>>6678
I appreciate that you're sharing a cogent argument that's directly addressing our topic.
The argument here is that the connotation of the phrase means immaculately conceived (defined as born free from original sin), and the proof is a number of quotations from third to sixth century figures.
That's not a satisfactory reason to see Mary as excepted from the Biblical claim that everyone sinned, and these are my objections:
1: all of these quotations and the very doctrine of immaculate conception presuppose the neoplatonist doctrine of original sin, from which Mary would need to be excluded. I don't accept that doctrine, and we don't have to get into it, but the problem I'm raising is the question of whether or not Mary "has sinned". Supposing original sin is true and Mary was born free of it, we need a reason to conclude that Mary never committed a sin.

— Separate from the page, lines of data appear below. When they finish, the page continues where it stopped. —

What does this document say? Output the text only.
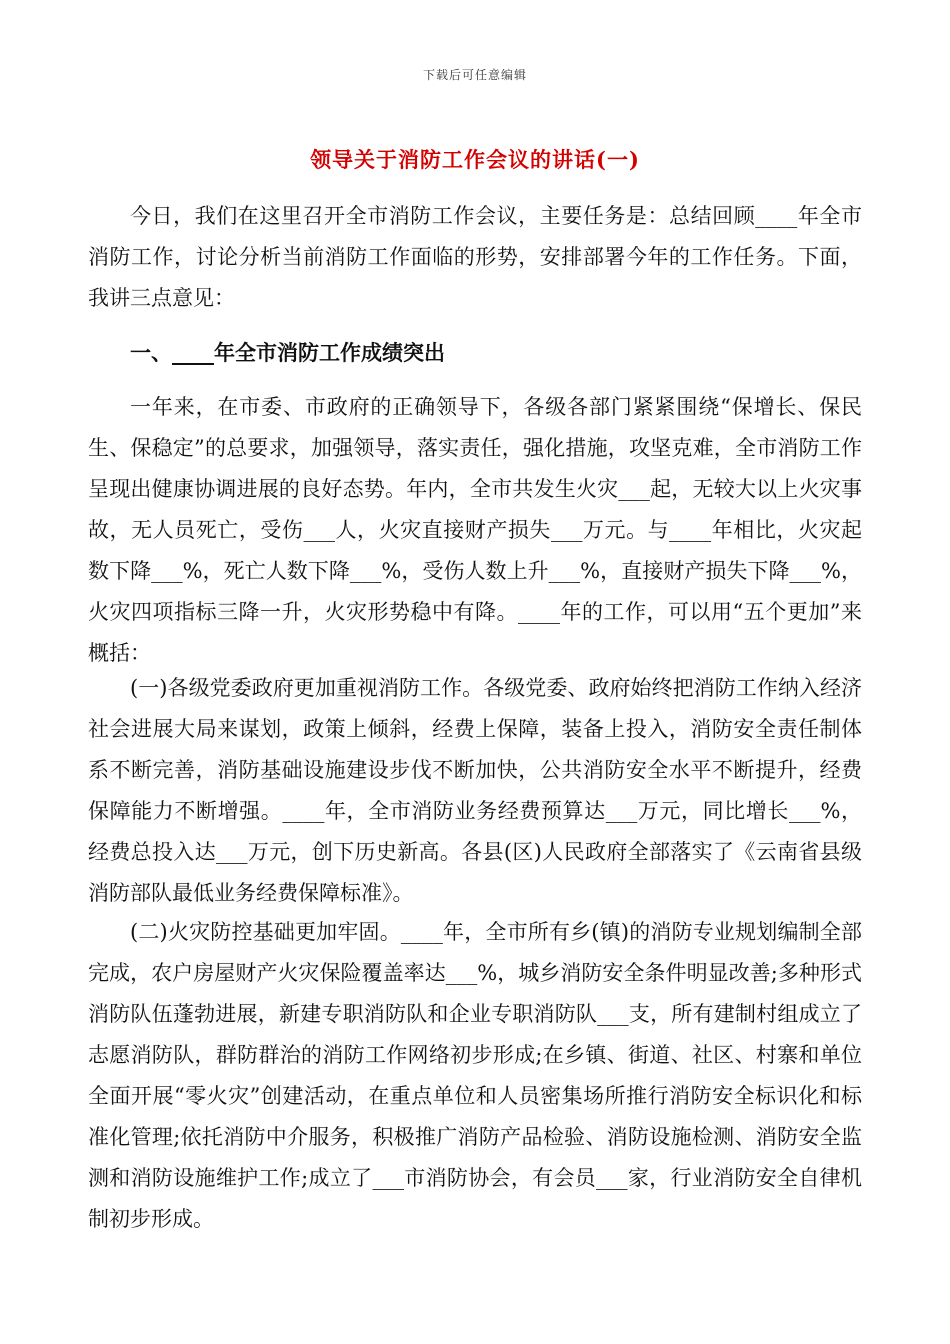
下载后可任意编辑
领导关于消防工作会议的讲话(一)

今日，我们在这里召开全市消防工作会议，主要任务是：总结回顾____年全市消防工作，讨论分析当前消防工作面临的形势，安排部署今年的工作任务。下面，我讲三点意见：

一、____年全市消防工作成绩突出

一年来，在市委、市政府的正确领导下，各级各部门紧紧围绕“保增长、保民生、保稳定”的总要求，加强领导，落实责任，强化措施，攻坚克难，全市消防工作呈现出健康协调进展的良好态势。年内，全市共发生火灾___起，无较大以上火灾事故，无人员死亡，受伤___人，火灾直接财产损失___万元。与____年相比，火灾起数下降___%，死亡人数下降___%，受伤人数上升___%，直接财产损失下降___%，火灾四项指标三降一升，火灾形势稳中有降。____年的工作，可以用“五个更加”来概括：

(一)各级党委政府更加重视消防工作。各级党委、政府始终把消防工作纳入经济社会进展大局来谋划，政策上倾斜，经费上保障，装备上投入，消防安全责任制体系不断完善，消防基础设施建设步伐不断加快，公共消防安全水平不断提升，经费保障能力不断增强。____年，全市消防业务经费预算达___万元，同比增长___%，经费总投入达___万元，创下历史新高。各县(区)人民政府全部落实了《云南省县级消防部队最低业务经费保障标准》。

(二)火灾防控基础更加牢固。____年，全市所有乡(镇)的消防专业规划编制全部完成，农户房屋财产火灾保险覆盖率达___%，城乡消防安全条件明显改善;多种形式消防队伍蓬勃进展，新建专职消防队和企业专职消防队___支，所有建制村组成立了志愿消防队，群防群治的消防工作网络初步形成;在乡镇、街道、社区、村寨和单位全面开展“零火灾”创建活动，在重点单位和人员密集场所推行消防安全标识化和标准化管理;依托消防中介服务，积极推广消防产品检验、消防设施检测、消防安全监测和消防设施维护工作;成立了___市消防协会，有会员___家，行业消防安全自律机制初步形成。
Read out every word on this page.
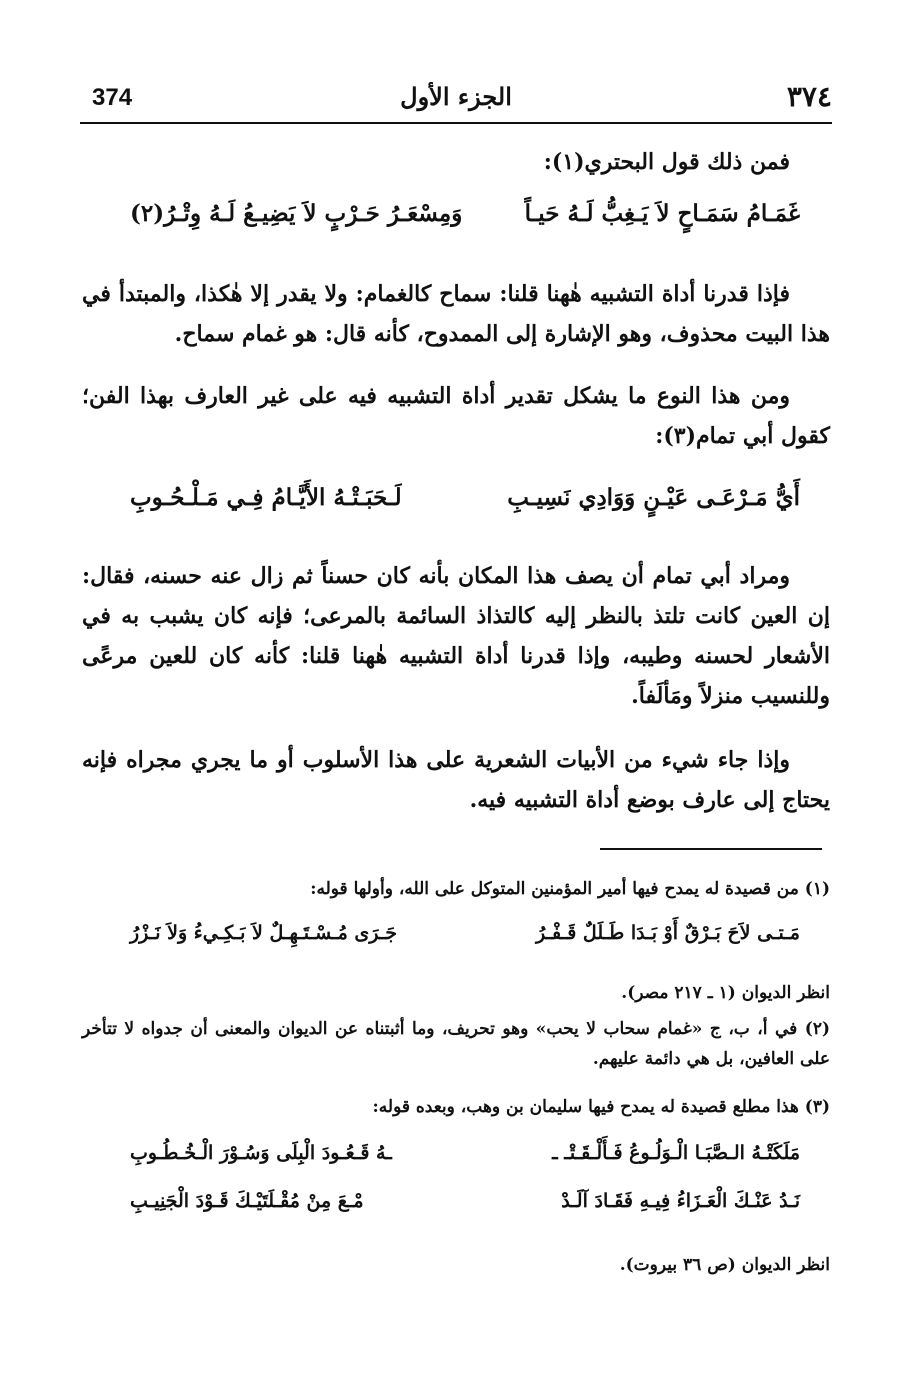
374	الجزء الأول	٣٧٤

فمن ذلك قول البحتري(١):

غَمَـامُ سَمَـاحٍ لاَ يَـغِبُّ لَـهُ حَيـاً
وَمِسْعَـرُ حَـرْبٍ لاَ يَضِيـعُ لَـهُ وِتْـرُ(٢)

فإذا قدرنا أداة التشبيه هٰهنا قلنا: سماح كالغمام: ولا يقدر إلا هٰكذا، والمبتدأ في هذا البيت محذوف، وهو الإشارة إلى الممدوح، كأنه قال: هو غمام سماح.

ومن هذا النوع ما يشكل تقدير أداة التشبيه فيه على غير العارف بهذا الفن؛ كقول أبي تمام(٣):

أَيُّ مَـرْعَـى عَيْـنٍ وَوَادِي نَسِيـبِ
لَـحَبَـتْـهُ الأَيَّـامُ فِـي مَـلْـحُـوبِ

ومراد أبي تمام أن يصف هذا المكان بأنه كان حسناً ثم زال عنه حسنه، فقال: إن العين كانت تلتذ بالنظر إليه كالتذاذ السائمة بالمرعى؛ فإنه كان يشبب به في الأشعار لحسنه وطيبه، وإذا قدرنا أداة التشبيه هٰهنا قلنا: كأنه كان للعين مرعًى وللنسيب منزلاً ومَألَفاً.

وإذا جاء شيء من الأبيات الشعرية على هذا الأسلوب أو ما يجري مجراه فإنه يحتاج إلى عارف بوضع أداة التشبيه فيه.

(١) من قصيدة له يمدح فيها أمير المؤمنين المتوكل على الله، وأولها قوله:

مَـتـى لاَحَ بَـرْقٌ أَوْ بَـدَا طَـلَلٌ قَـفْـرُ
جَـرَى مُـسْـتَـهِـلٌ لاَ بَـكِـيءُ وَلاَ نَـزْرُ

انظر الديوان (١ ـ ٢١٧ مصر).

(٢) في أ، ب، ج «غمام سحاب لا يحب» وهو تحريف، وما أثبتناه عن الديوان والمعنى أن جدواه لا تتأخر على العافين، بل هي دائمة عليهم.

(٣) هذا مطلع قصيدة له يمدح فيها سليمان بن وهب، وبعده قوله:

مَلَكَتْـهُ الـصَّبَـا الْـوَلُـوعُ فَـأَلْـقَـتْـ ـ
ـهُ قَـعُـودَ الْبِلَى وَسُـوْرَ الْـخُـطُـوبِ
نَـدُ عَنْـكَ الْعَـزَاءُ فِيـهِ فَقَـادَ آلَـدْ
مْـعَ مِنْ مُقْـلَتَيْـكَ قَـوْدَ الْجَنِيـبِ

انظر الديوان (ص ٣٦ بيروت).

2: Jesus's understood exception from the scripture that all have sinned can't be used as a model for concluding that about Mary. These two are apples and oranges, Mary was only human while Jesus is the God man.
Even if we could, the scriptural argument for Mary's sinlessness is implied at best, but Jesus is explicitly stated as being sinless (example: 2 Cor 5:21).
3: These opinions of 3rd - 6th century writers do not prove a uniform understanding of the phrase to imply immaculately conceived, especially considering their chronological detachment from Luke (yes, even if they were very close). I can equally say that the phrase to Luke was devoid of implying immaculate conception because grammatically it doesn't explicitly require that doctrine.